First, the doctrine is a divine mystery, which it is impossible for us to solve by human reason. One common attempt to rationalise it is this. God knows, because of his foreknowledge of what people will do, the response individuals will make to the gospel and therefore he resolved to elect those who would believe in Jesus. This is the Arminian interpretation, and what it does is reverse the order. They make it like this: a person believes, and God then elects him or her; but the true order is God elects, so people then believe.
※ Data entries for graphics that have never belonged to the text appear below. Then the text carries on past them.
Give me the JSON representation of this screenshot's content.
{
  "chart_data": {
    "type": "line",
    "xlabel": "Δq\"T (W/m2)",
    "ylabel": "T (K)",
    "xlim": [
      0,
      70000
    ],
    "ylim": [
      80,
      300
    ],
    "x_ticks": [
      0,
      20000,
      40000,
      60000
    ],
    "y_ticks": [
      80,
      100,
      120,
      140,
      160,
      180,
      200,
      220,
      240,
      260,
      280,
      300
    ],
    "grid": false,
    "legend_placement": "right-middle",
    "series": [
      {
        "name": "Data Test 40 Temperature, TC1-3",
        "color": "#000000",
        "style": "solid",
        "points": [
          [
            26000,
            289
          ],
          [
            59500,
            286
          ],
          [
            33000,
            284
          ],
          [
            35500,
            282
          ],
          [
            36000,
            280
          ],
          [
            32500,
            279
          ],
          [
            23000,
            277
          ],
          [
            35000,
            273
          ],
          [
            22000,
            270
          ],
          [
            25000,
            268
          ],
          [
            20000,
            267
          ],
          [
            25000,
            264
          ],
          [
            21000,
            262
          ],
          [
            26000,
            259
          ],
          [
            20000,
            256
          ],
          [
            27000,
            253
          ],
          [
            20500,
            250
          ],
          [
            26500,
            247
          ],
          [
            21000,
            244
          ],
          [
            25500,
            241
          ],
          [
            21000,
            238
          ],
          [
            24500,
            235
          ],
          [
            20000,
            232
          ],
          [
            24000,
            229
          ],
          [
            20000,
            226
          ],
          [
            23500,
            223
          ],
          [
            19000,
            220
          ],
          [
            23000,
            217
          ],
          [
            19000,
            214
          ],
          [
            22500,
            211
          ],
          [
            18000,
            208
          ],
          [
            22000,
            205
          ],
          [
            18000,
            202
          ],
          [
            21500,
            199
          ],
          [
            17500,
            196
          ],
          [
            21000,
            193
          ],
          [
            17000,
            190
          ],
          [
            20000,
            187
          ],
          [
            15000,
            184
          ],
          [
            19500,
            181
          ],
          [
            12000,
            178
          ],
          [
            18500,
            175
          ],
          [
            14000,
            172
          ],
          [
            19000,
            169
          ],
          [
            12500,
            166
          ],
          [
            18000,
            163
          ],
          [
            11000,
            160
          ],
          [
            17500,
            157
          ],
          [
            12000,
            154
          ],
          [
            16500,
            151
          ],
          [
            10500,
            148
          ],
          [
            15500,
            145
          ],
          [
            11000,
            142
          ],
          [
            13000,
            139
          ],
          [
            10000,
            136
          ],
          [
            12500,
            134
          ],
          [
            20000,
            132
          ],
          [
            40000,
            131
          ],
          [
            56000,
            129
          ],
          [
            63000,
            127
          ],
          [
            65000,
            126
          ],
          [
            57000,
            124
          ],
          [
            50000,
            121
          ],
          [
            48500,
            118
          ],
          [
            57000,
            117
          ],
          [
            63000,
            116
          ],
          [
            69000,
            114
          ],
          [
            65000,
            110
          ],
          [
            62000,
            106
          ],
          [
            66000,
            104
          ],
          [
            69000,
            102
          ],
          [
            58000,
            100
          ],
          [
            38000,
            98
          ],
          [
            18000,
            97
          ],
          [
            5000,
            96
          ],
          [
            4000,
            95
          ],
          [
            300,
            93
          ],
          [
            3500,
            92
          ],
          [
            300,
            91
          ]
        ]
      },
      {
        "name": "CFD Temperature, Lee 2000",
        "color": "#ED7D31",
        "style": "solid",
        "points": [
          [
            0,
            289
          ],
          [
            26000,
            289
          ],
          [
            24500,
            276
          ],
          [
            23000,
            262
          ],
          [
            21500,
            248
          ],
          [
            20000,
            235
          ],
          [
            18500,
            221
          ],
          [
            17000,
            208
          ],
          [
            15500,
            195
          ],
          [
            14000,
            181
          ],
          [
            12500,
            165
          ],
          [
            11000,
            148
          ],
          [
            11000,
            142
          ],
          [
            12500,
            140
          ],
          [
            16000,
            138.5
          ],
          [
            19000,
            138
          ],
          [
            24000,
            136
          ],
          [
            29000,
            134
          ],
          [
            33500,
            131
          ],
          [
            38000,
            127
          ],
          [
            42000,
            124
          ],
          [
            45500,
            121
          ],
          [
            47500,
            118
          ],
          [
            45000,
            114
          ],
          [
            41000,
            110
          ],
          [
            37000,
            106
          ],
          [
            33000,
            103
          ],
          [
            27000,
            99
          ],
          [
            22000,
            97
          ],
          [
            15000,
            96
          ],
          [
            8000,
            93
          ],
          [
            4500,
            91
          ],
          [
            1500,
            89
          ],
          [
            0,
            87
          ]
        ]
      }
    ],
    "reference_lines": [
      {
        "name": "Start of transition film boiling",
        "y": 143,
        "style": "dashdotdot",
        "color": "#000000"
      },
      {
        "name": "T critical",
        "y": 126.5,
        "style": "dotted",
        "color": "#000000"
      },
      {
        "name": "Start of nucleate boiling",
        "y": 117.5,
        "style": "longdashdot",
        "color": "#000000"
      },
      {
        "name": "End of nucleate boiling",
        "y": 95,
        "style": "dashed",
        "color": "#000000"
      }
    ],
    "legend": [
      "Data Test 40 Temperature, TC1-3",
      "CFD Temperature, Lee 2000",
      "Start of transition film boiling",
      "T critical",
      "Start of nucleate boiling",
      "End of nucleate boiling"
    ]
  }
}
Second, we are not to accuse God of being unfair because he has elected some and not others. I know it is a very poor illustration, but humans function on the principle of election in the way they interact with others because at times they give something to one person that is withheld from others, not because they are being unfair but for other reasons. A biblical example is Joseph and his brothers. Was Joseph obliged to show them favour after they had sinned against him? The answer is no. It was within Joseph’s sovereign control to show mercy to as many of them as he wished. The difficulty we often have is that we assume that sinful humans have rights, and that the Lord is bound to respect those rights. One of the real problems in the church today is that we no longer really believe that no-one deserves salvation.
Thirdly, we are not to regard God as being arbitrary or indifferent in his method of election. The fact that we cannot see a reason for God choosing some and not others does not mean that there is not a reason. God does everything after the counsel of his own will, and all that he does is marked by love and wisdom. According to Harold Hoehner, the verb is in the middle voice, which indicates personal interest, and so points to God’s choosing ‘with great personal interest rather than a random impersonal choice’. It is evident, since they are chosen to be holy, that they were regarded as unholy when they were chosen. Therefore, says Hoehner,‘the real problem is not why he had chosen some, but why he chose any.’
Fourth, we are not to imagine that God has only elected a small number. At the end of the day, heaven will be populated by a number that no-one can count (Rev. 7:9).
Fifth, we are not to think that there is an inconsistency between divine election and the gospel offer of salvation. Election guarantees the success of the gospel.